Wolf Biermann

Köln, 1976


Köln, 13. November 1976. Der Liedermacher Wolf Biermann hat gerade ein Konzert gespielt. Glücklich und gerührt, die eine Hand am Herzen, die andere an der Gitarre, dreht er sich zum Bühnenausgang. Die Fotografin Barbara Klemm hat den Moment eingefangen.

Es ist kein gewöhnliches Konzert, das Biermann in Köln gegeben hat: In seinem Heimatland, der DDR, hat der Musiker wegen systemkritischer Texte seit elf Jahren Auftrittsverbot. Dass er nun mit Genehmigung der SED-Führung eine Konzertreise durch die Bundesrepublik antreten darf, gilt als Sensation. Der Auftritt in der Kölner Sporthalle ist ausverkauft: 7000 Menschen, vor einem größeren Publikum hat Biermann selten gespielt. Statt der geplanten zwei dauert das Konzert vier Stunden, und Biermann hält sich mit Kritik an der DDR nicht zurück.

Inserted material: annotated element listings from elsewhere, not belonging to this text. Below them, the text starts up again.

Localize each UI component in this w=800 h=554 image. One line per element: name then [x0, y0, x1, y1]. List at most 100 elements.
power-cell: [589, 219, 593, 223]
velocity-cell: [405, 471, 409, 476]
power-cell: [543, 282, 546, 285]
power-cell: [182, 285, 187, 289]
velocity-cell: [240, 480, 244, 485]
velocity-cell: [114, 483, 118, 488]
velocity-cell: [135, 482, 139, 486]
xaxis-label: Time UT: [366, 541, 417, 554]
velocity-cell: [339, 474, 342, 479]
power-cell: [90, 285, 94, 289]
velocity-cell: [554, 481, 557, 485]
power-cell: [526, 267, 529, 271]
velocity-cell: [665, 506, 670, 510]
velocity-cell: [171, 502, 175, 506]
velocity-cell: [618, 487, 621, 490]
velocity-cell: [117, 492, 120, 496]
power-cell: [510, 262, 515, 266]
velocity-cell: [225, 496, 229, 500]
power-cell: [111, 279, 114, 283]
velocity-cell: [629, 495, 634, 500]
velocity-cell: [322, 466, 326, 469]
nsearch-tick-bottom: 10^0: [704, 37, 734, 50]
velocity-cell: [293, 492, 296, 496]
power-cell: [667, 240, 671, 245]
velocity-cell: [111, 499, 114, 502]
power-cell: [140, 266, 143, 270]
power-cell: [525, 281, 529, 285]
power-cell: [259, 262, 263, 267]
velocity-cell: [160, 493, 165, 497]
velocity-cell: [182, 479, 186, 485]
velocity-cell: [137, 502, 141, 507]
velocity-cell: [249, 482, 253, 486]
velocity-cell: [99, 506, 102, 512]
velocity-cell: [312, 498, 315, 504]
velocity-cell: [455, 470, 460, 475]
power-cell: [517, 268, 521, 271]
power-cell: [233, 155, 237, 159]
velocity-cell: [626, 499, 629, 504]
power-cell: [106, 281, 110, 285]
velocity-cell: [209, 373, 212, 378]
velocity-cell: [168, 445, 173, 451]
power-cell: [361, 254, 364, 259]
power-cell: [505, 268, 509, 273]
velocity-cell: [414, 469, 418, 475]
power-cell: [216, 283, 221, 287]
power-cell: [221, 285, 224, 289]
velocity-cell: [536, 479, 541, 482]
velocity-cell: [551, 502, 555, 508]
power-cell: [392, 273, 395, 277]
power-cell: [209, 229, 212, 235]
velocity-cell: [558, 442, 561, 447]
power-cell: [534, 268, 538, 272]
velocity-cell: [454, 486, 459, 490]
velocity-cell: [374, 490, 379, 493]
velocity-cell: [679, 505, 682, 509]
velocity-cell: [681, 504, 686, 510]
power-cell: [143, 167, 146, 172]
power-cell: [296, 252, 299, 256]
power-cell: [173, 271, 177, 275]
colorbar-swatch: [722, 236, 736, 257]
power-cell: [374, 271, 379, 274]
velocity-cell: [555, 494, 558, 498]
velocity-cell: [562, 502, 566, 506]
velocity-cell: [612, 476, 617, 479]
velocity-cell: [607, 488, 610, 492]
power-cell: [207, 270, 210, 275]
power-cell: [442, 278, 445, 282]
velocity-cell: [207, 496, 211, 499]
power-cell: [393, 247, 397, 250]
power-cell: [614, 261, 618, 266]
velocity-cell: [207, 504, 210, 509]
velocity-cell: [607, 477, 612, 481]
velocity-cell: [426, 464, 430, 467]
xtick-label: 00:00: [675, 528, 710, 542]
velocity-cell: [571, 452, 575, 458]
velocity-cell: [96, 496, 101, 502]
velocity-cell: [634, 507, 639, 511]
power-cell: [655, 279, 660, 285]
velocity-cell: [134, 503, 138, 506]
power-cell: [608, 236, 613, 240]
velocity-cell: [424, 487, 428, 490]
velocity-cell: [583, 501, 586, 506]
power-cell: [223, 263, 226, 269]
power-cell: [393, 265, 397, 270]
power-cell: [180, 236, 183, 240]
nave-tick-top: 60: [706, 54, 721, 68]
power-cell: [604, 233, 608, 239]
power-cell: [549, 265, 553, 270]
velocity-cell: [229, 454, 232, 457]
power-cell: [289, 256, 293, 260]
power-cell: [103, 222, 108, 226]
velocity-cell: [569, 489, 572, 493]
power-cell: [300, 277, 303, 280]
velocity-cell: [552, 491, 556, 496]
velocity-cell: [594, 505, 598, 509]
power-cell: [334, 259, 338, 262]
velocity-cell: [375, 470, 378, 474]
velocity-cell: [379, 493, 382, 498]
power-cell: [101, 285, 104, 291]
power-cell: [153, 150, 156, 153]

Barbara Klemm, die für die FAZ fotografiert, steht im Publikum. Sie spürt, dass sie einem besonderen Ereignis beiwohnt. Als das Konzert zu Ende geht, rennt sie hinter die Bühne, um Biermann mit seinen Zuhörern zu fotografieren. In der Garderobe trifft sie Biermanns Mutter. Der Musiker ist beglückt, aber auch nervös: Mama, die können mir doch nichts wollen?, fragt er. Die Fotografin ahnt da bereits, dass der Auftritt Folgen haben wird.

Drei Tage nach dem Konzert beschließt die SED Biermanns Ausbürgerung aus der DDR. Die Entscheidung zieht einen Sturm der Empörung nach sich – auf beiden Seiten der Grenze. In der DDR solidarisieren sich etliche Kulturschaffende mit Biermann. Viele wenden sich desillusioniert von der DDR ab, die Autorität des Regimes beginnt zu bröckeln.

Als Barbara Klemm in der Kölner Sporthalle auf den Auslöser drückt, sind die Konsequenzen des Konzerts höchstens zu erahnen. Ihr Bild fängt ein, wie Biermann „für einen kurzen Moment alles haben darf, ein freier Mann, der auf einer Stecknadel balanciert“ (FAZ).